4. Place aliquots of E. coli DH5α cells on ice for 10-20 minutes.
6. Heat shock the cells by placing the aliquots of E. coli DH5α cells in a 42 °C heat block for 42 seconds.
7. Quickly remove the E. coli DH5α cell aliquots and place them on ice for 2 minutes.
8. Using proper aseptic technique, add 450 µL of sterile LB to each aliquot and place tubes in the 37 °C cell shaker for 20-30 minutes.
Fun Fact: SOC (aka. Super Optimal broth with Catabolite repression) medium can be used at this step in place of LB medium. SOC medium is similar to LB, with the addition of other salts and glucose to increase transformation success (20).
9. During the 37 °C incubation, obtain your LB agar plates (containing kanamycin) and allow them to warm to room temperature. Label the plates as shown:
Fun fact: we cannot plate the entire 500 µL cell mixture as the volume is too large and will overwhelm our LB-agar plate. We have two options here:
- Remove a 100 uL sample of our cell suspension and plate this sample on our LB-agar plate. This works extremely well unless your goal is to introduce all the cells on the plate.
- Concentrate the cells in our reaction tube into 100 µL of LB, then plate the entire volume on LB-agar plates. This is the option we will be using.
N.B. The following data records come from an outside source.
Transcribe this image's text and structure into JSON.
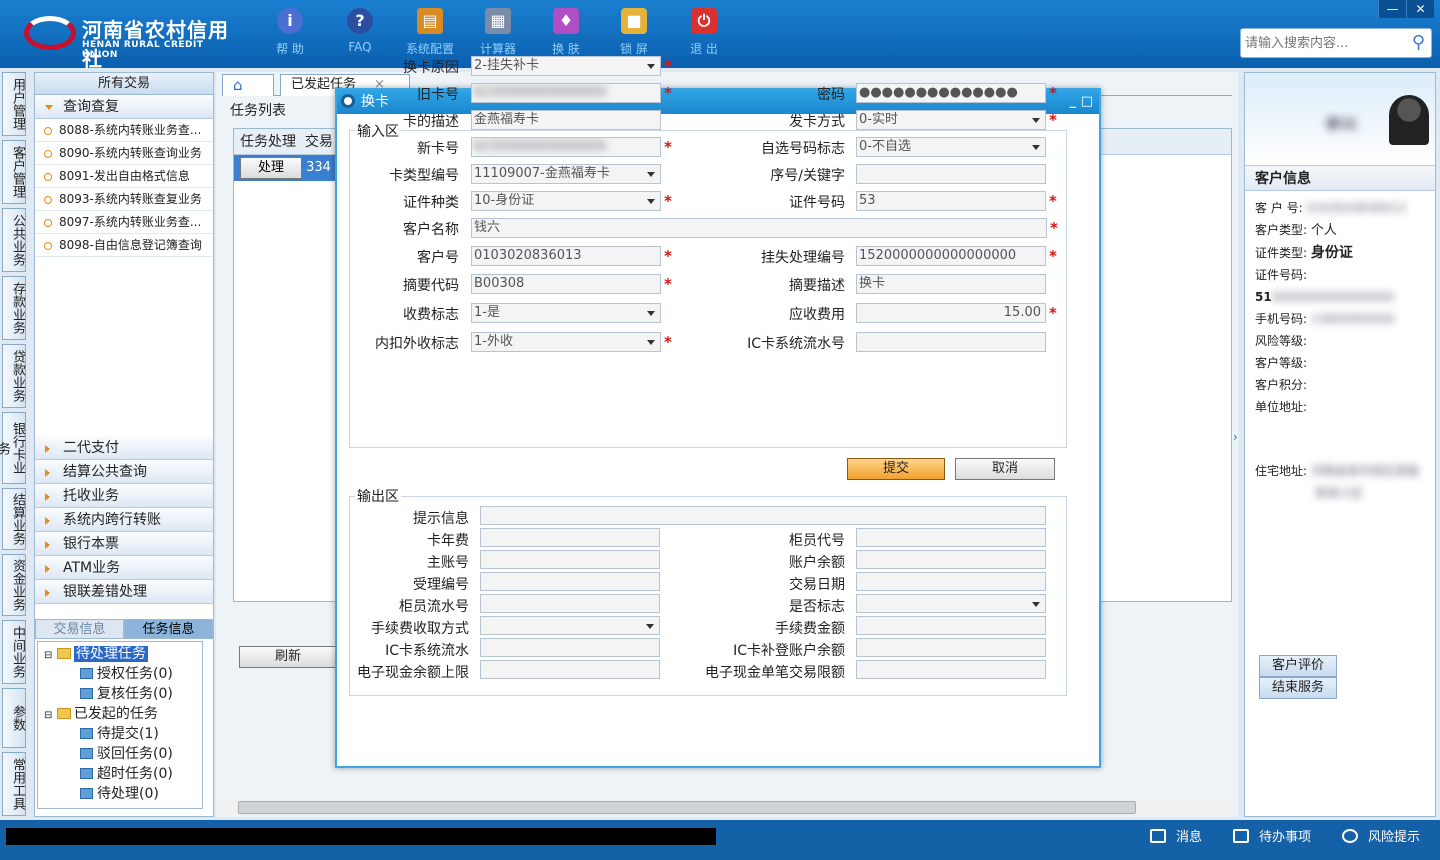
{
  "app": {
    "logo_cn": "河南省农村信用社",
    "logo_en": "HENAN RURAL CREDIT UNION",
    "toolbar": [
      "帮 助",
      "FAQ",
      "系统配置",
      "计算器",
      "换 肤",
      "锁 屏",
      "退 出"
    ],
    "search_placeholder": "请输入搜索内容...",
    "window_controls": [
      "—",
      "✕"
    ]
  },
  "vtabs": [
    "用户管理",
    "客户管理",
    "公共业务",
    "存款业务",
    "贷款业务",
    "银行卡业务",
    "结算业务",
    "资金业务",
    "中间业务",
    "参数",
    "常用工具"
  ],
  "leftpanel": {
    "header": "所有交易",
    "open_section": "查询查复",
    "items": [
      "8088-系统内转账业务查...",
      "8090-系统内转账查询业务",
      "8091-发出自由格式信息",
      "8093-系统内转账查复业务",
      "8097-系统内转账业务查...",
      "8098-自由信息登记簿查询"
    ],
    "sections": [
      "二代支付",
      "结算公共查询",
      "托收业务",
      "系统内跨行转账",
      "银行本票",
      "ATM业务",
      "银联差错处理"
    ],
    "info_tabs": [
      "交易信息",
      "任务信息"
    ],
    "tree": {
      "pending_root": "待处理任务",
      "pending_children": [
        "授权任务(0)",
        "复核任务(0)"
      ],
      "initiated_root": "已发起的任务",
      "initiated_children": [
        "待提交(1)",
        "驳回任务(0)",
        "超时任务(0)",
        "待处理(0)"
      ]
    }
  },
  "center": {
    "home_icon": "home-icon",
    "tab_label": "已发起任务",
    "tab_close": "×",
    "tasklist_label": "任务列表",
    "columns": [
      "任务处理",
      "交易"
    ],
    "row_button": "处理",
    "row_value": "334",
    "refresh": "刷新"
  },
  "dialog": {
    "title": "换卡",
    "input_area": "输入区",
    "output_area": "输出区",
    "fields_left": [
      {
        "label": "换卡原因",
        "value": "2-挂失补卡",
        "dropdown": true,
        "required": true
      },
      {
        "label": "旧卡号",
        "value": "",
        "blurred": true,
        "required": true
      },
      {
        "label": "卡的描述",
        "value": "金燕福寿卡"
      },
      {
        "label": "新卡号",
        "value": "",
        "blurred": true,
        "required": true
      },
      {
        "label": "卡类型编号",
        "value": "11109007-金燕福寿卡",
        "dropdown": true
      },
      {
        "label": "证件种类",
        "value": "10-身份证",
        "dropdown": true,
        "required": true
      },
      {
        "label": "客户名称",
        "value": "钱六",
        "wide": true,
        "required": true
      },
      {
        "label": "客户号",
        "value": "0103020836013",
        "required": true
      },
      {
        "label": "摘要代码",
        "value": "B00308",
        "required": true
      },
      {
        "label": "收费标志",
        "value": "1-是",
        "dropdown": true
      },
      {
        "label": "内扣外收标志",
        "value": "1-外收",
        "dropdown": true,
        "required": true
      }
    ],
    "fields_right": [
      {
        "label": "密码",
        "value": "●●●●●●●●●●●●●●",
        "required": true
      },
      {
        "label": "发卡方式",
        "value": "0-实时",
        "dropdown": true,
        "required": true
      },
      {
        "label": "自选号码标志",
        "value": "0-不自选",
        "dropdown": true
      },
      {
        "label": "序号/关键字",
        "value": ""
      },
      {
        "label": "证件号码",
        "value": "53",
        "required": true
      },
      {
        "label": "挂失处理编号",
        "value": "1520000000000000000",
        "required": true
      },
      {
        "label": "摘要描述",
        "value": "换卡"
      },
      {
        "label": "应收费用",
        "value": "15.00",
        "required": true
      },
      {
        "label": "IC卡系统流水号",
        "value": ""
      }
    ],
    "submit": "提交",
    "cancel": "取消",
    "output_left": [
      "提示信息",
      "卡年费",
      "主账号",
      "受理编号",
      "柜员流水号",
      "手续费收取方式",
      "IC卡系统流水",
      "电子现金余额上限"
    ],
    "output_right": [
      "柜员代号",
      "账户余额",
      "交易日期",
      "是否标志",
      "手续费金额",
      "IC卡补登账户余额",
      "电子现金单笔交易限额"
    ]
  },
  "rightpanel": {
    "name": "李兴",
    "title": "客户信息",
    "lines": [
      {
        "label": "客 户 号:",
        "value": ""
      },
      {
        "label": "客户类型:",
        "value": "个人"
      },
      {
        "label": "证件类型:",
        "value": "身份证"
      },
      {
        "label": "证件号码:",
        "value": ""
      },
      {
        "label": "51",
        "value": ""
      },
      {
        "label": "手机号码:",
        "value": ""
      },
      {
        "label": "风险等级:",
        "value": ""
      },
      {
        "label": "客户等级:",
        "value": ""
      },
      {
        "label": "客户积分:",
        "value": ""
      },
      {
        "label": "单位地址:",
        "value": ""
      }
    ],
    "home_address_label": "住宅地址:",
    "buttons": [
      "客户评价",
      "结束服务"
    ]
  },
  "bottombar": {
    "items": [
      "消息",
      "待办事项",
      "风险提示"
    ]
  }
}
10. After the 20-30 minute incubation, please spin down the cells at 10,000 RPM for 1 minute. During this time take out a fresh, 1.5 mL microcentrifuge and label it “Sup” for supernatant. Place the empty tube in your tube rack for future use. Following centrifugation your cells will be concentrated at the bottom of the tube in the pellet. This means we can change the volume of our LB medium from 500 uL to 100 µL prior to resuspending the cell pellet in the medium. Resuspension means pipetting up and down in the LB medium until the cell pellet is distributed evenly in the liquid medium.
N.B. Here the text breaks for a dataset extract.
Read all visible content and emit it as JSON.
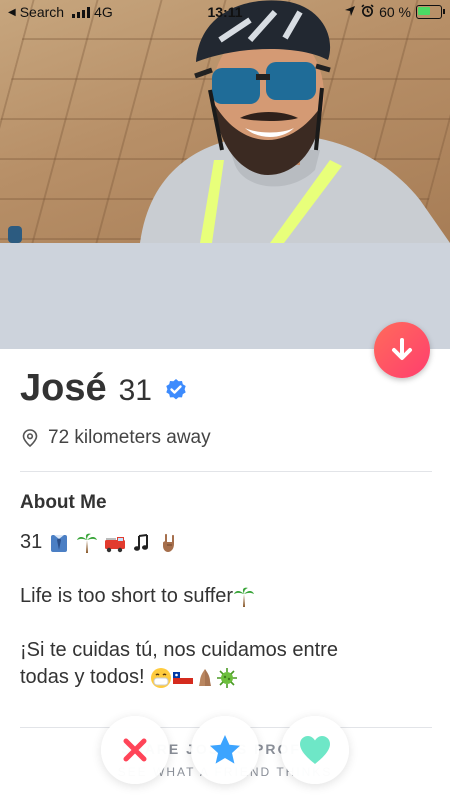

11. Gently pipette out the supernatant taking care not to disturb the pellet. It is OK if you leave behind a few µL of LB; you do not need to get rid of all the liquid. Place the LB in the freshly prepared tube labeled “Sup”.
12. Remove 100 µL of LB from the tube labeled “Sup” and add this to your pellet tube. Re-suspend (i.e. mix) your cell pellet by pipetting up and down several times. Take care not to introduce bubbles in your mixture (don’t go to the second stop when mixing as this will introduce bubbles).
13. Pipette all 100 µL of the transformation reaction onto each plate using proper sterile technique and spread around using a sterile bacterial cell spreader.
14. Leave the plates right side up on the bench. The plates will be transferred to the 37 °C incubator at a later time. Remove your plates the following day. A colony from each of your test plates will be picked for you and grown in LB media (supplemented with 50 µg/mL kanamycin) for the following week. You will be able to look at your plates the following lab week to make observations.
Clean your work surface, dispose of biological in the appropriate Biohazard disposal containers and wash your hands in the designated hand-washing sink.
Record what did and did not grow on the agar plates, along with any relevant observations of the growth. You will not be able to make these observations during the laboratory period, but they must eventually be recorded and appropriately analyzed.